助手席のシートに深く沈み込み、身を起こすことができないくらい体が重い。半藤がどうなったか、連絡をしたいけれどその気力は蒼真に残されてなかった。
「勝手にカーナビに設定されていた阿方の自宅に向かってるけど……ここで合ってるか教えてくれ」
新宿の繁華街を横切り、新宿御苑を超えた場所を車は進んでいた。徒歩で御苑に行けるマンションに住む蒼真は「合ってる」と力なく答える。ナビが案内を終了するアナウンスが流れ、那須は蒼真が指し示すとおりに駐車場へ車を停めた。
「降りられるか?」
かちゃりとシートベルトを外され、那須の大きな手のひらが背中を支えてくれる。
「……おれもさ、Domだから。阿方のそんな姿を目の当たりにしてしまうと構ってあげたくなっちゃうんだよな」
ぎらりと那須の鋭い眼光が蒼真の両目を捉える。
「それにここ、気持ち悪いだろ?」
さっき半藤のグレアが蒼真の内側に流れ込んだときに、濡れてしまった部分がまだ乾ききっていなかった。

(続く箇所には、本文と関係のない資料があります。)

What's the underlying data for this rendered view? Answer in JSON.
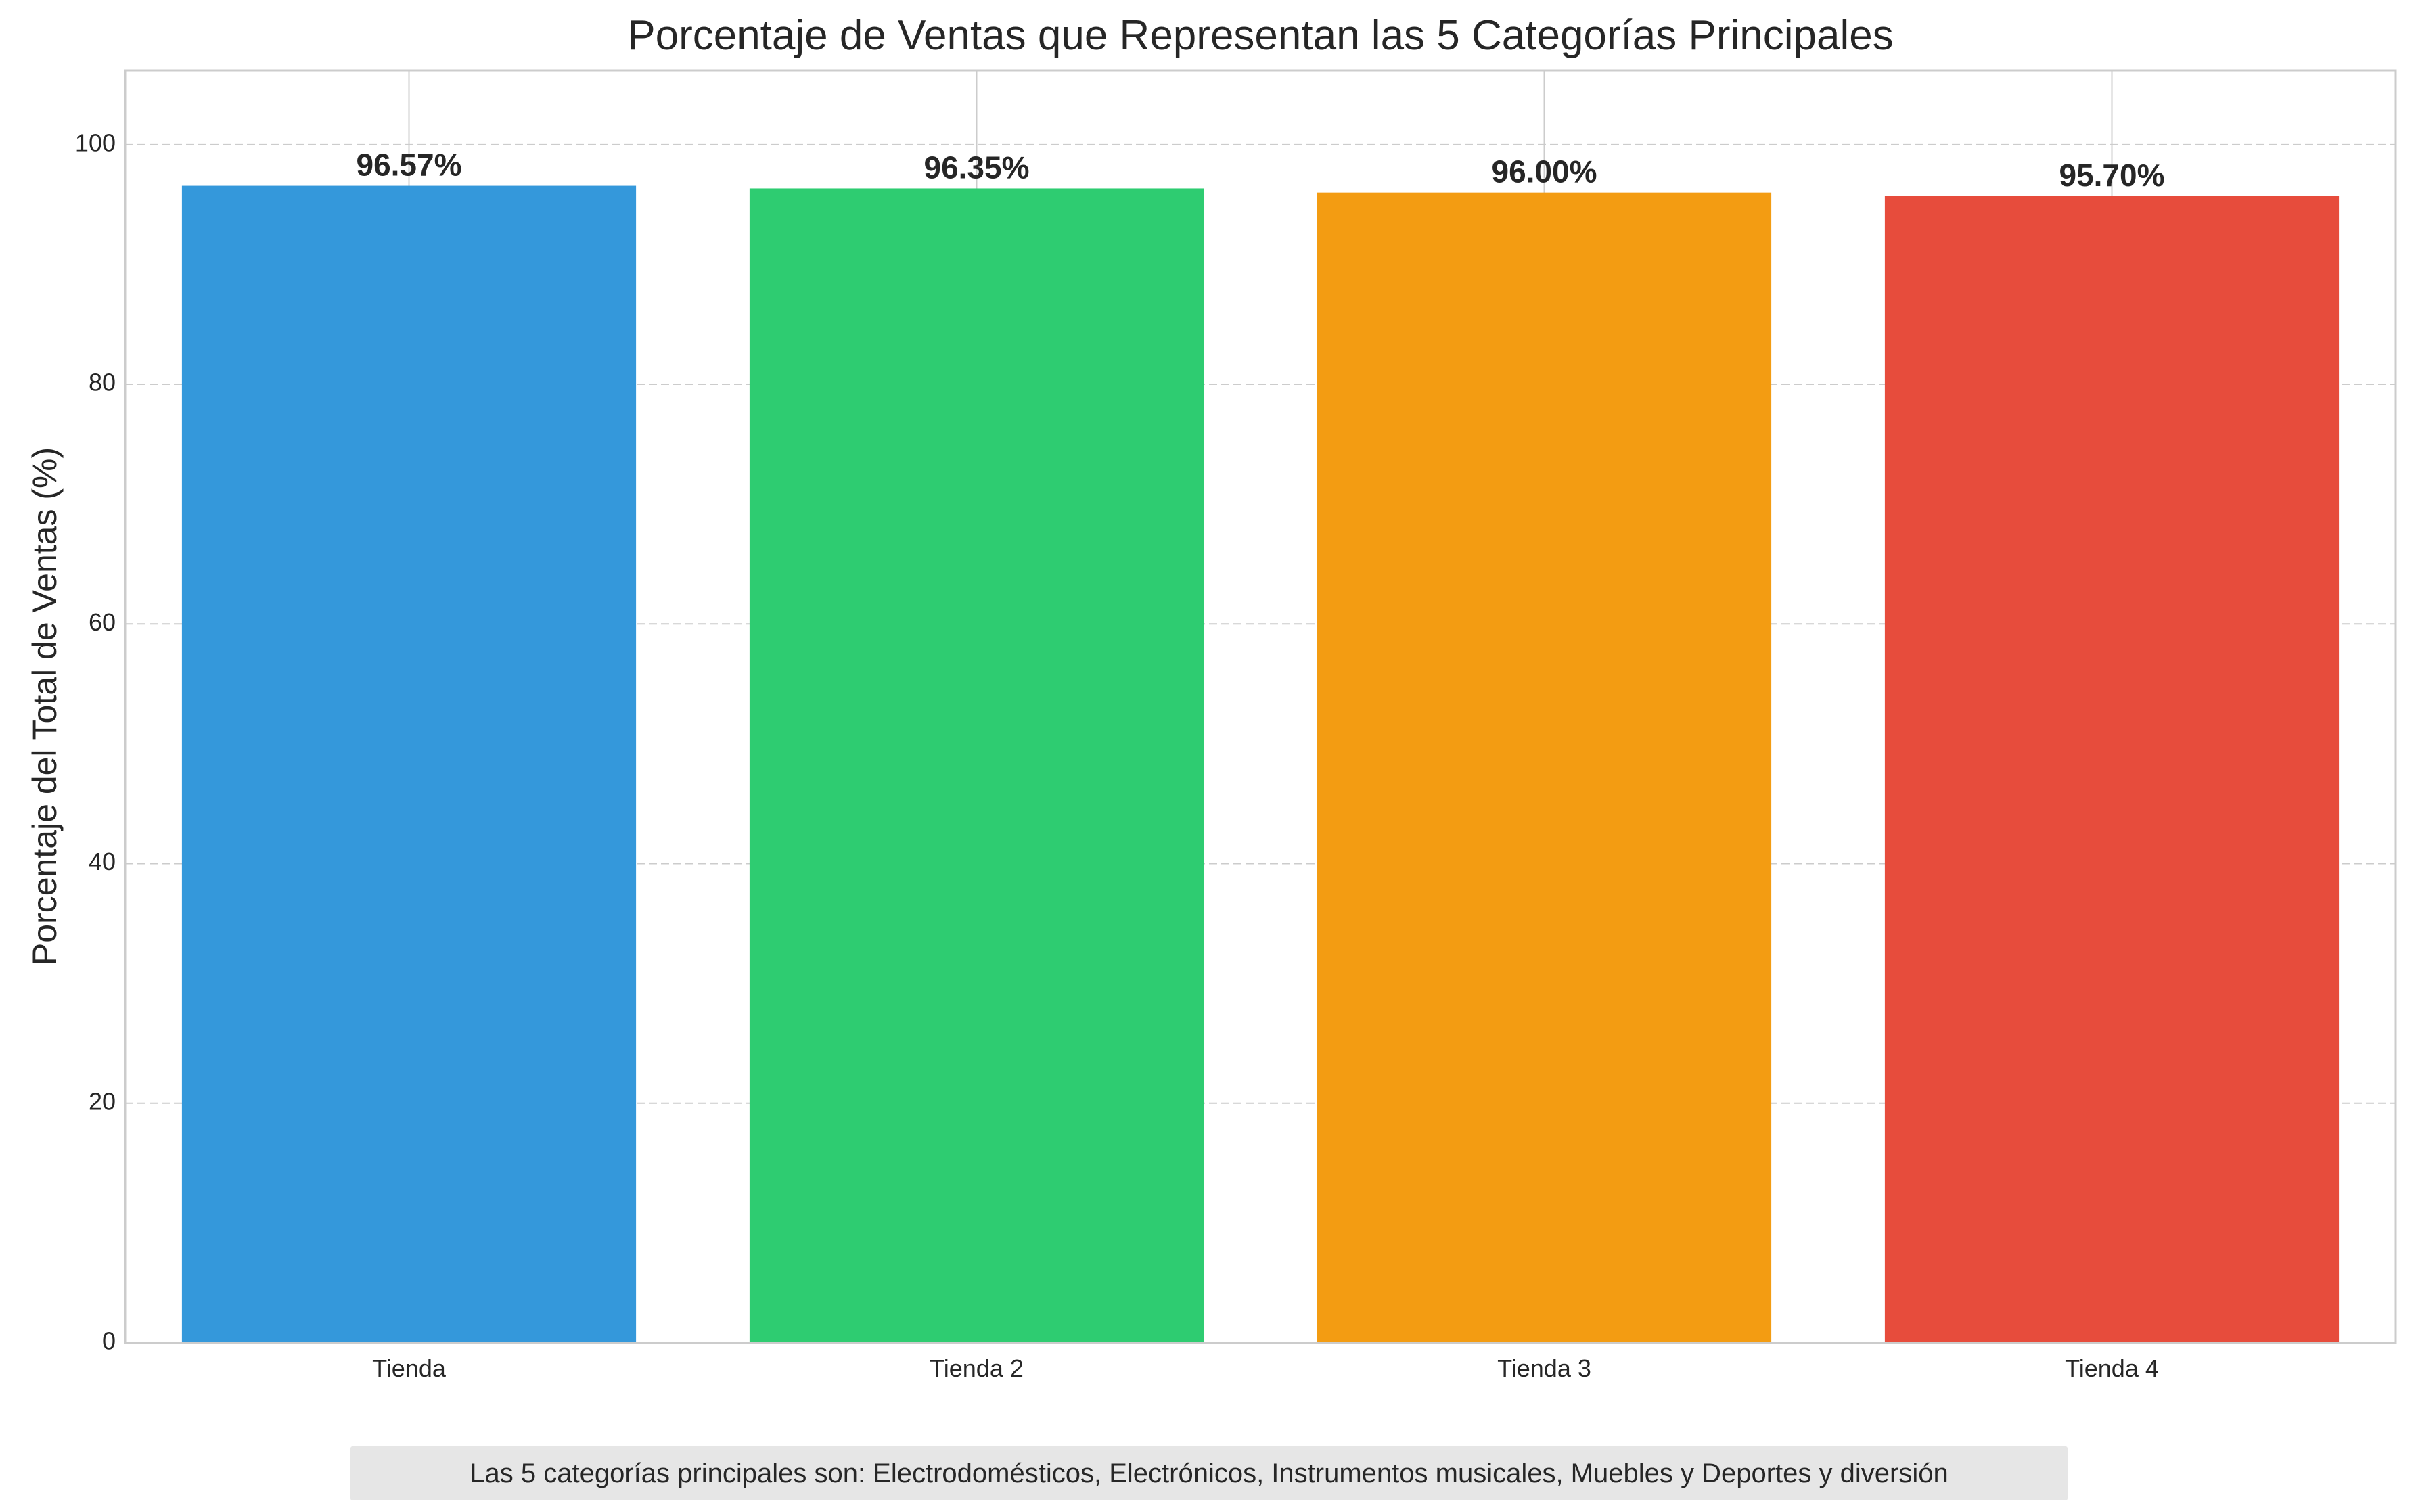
{
  "chart_data": {
    "type": "bar",
    "title": "Porcentaje de Ventas que Representan las 5 Categorías Principales",
    "xlabel": "",
    "ylabel": "Porcentaje del Total de Ventas (%)",
    "categories": [
      "Tienda",
      "Tienda 2",
      "Tienda 3",
      "Tienda 4"
    ],
    "values": [
      96.57,
      96.35,
      96.0,
      95.7
    ],
    "value_labels": [
      "96.57%",
      "96.35%",
      "96.00%",
      "95.70%"
    ],
    "colors": [
      "#3498db",
      "#2ecc71",
      "#f39c12",
      "#e74c3c"
    ],
    "ylim": [
      0,
      106.2
    ],
    "yticks": [
      0,
      20,
      40,
      60,
      80,
      100
    ],
    "grid": true,
    "legend": "none",
    "footnote": "Las 5 categorías principales son: Electrodomésticos, Electrónicos, Instrumentos musicales, Muebles y Deportes y diversión"
  }
}
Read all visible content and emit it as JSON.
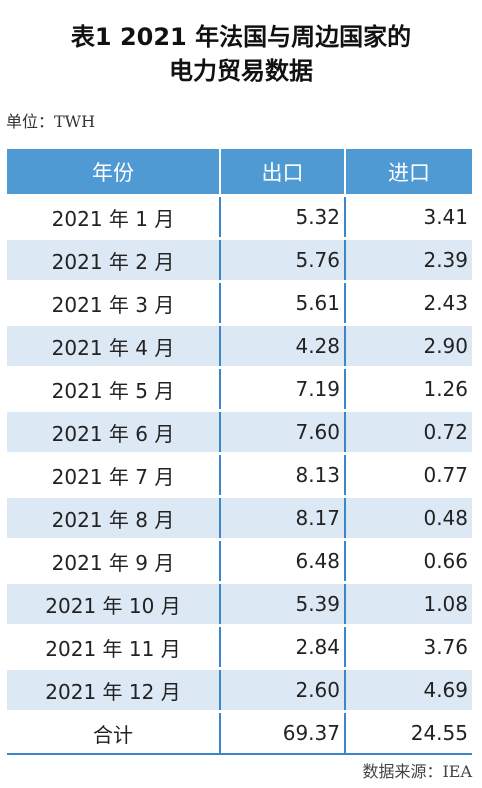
{
  "title": {
    "line1": "表1   2021 年法国与周边国家的",
    "line2": "电力贸易数据"
  },
  "unit": "单位：TWH",
  "table": {
    "headers": [
      "年份",
      "出口",
      "进口"
    ],
    "rows": [
      {
        "month": "2021 年 1 月",
        "export": "5.32",
        "import": "3.41"
      },
      {
        "month": "2021 年 2 月",
        "export": "5.76",
        "import": "2.39"
      },
      {
        "month": "2021 年 3 月",
        "export": "5.61",
        "import": "2.43"
      },
      {
        "month": "2021 年 4 月",
        "export": "4.28",
        "import": "2.90"
      },
      {
        "month": "2021 年 5 月",
        "export": "7.19",
        "import": "1.26"
      },
      {
        "month": "2021 年 6 月",
        "export": "7.60",
        "import": "0.72"
      },
      {
        "month": "2021 年 7 月",
        "export": "8.13",
        "import": "0.77"
      },
      {
        "month": "2021 年 8 月",
        "export": "8.17",
        "import": "0.48"
      },
      {
        "month": "2021 年 9 月",
        "export": "6.48",
        "import": "0.66"
      },
      {
        "month": "2021 年 10 月",
        "export": "5.39",
        "import": "1.08"
      },
      {
        "month": "2021 年 11 月",
        "export": "2.84",
        "import": "3.76"
      },
      {
        "month": "2021 年 12 月",
        "export": "2.60",
        "import": "4.69"
      }
    ],
    "total": {
      "label": "合计",
      "export": "69.37",
      "import": "24.55"
    }
  },
  "source": "数据来源：IEA"
}
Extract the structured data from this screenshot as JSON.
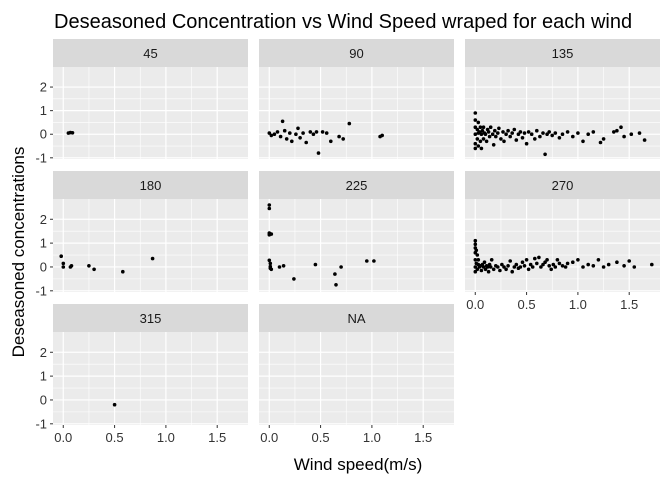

「いけない子だな。外でお漏らしなんて」と那須は蒼真の濡れた生地を覆うように掴んだ。
「んっ! やめ、て……!」
いけない子、と言われた蒼真は条件反射のようにおしおきを期待してしまう。那須はパートナーではないというのに、Subの本能をうまくコントロールできずにすがりたい気持ちでいっぱいだった。
「欲しそうな顔をするなって。そんな表情をされるとおれの言うこと聞かせたくなるんだよ。体はものすごく敏感だし、表情は申し分ないしな」
べっとりと下着がまとわりついて気持ち悪いはずなのに那須の大きな手のひらでくるくるとその部分を弄ばれると少しずつ硬さを増してゆくのが分かる。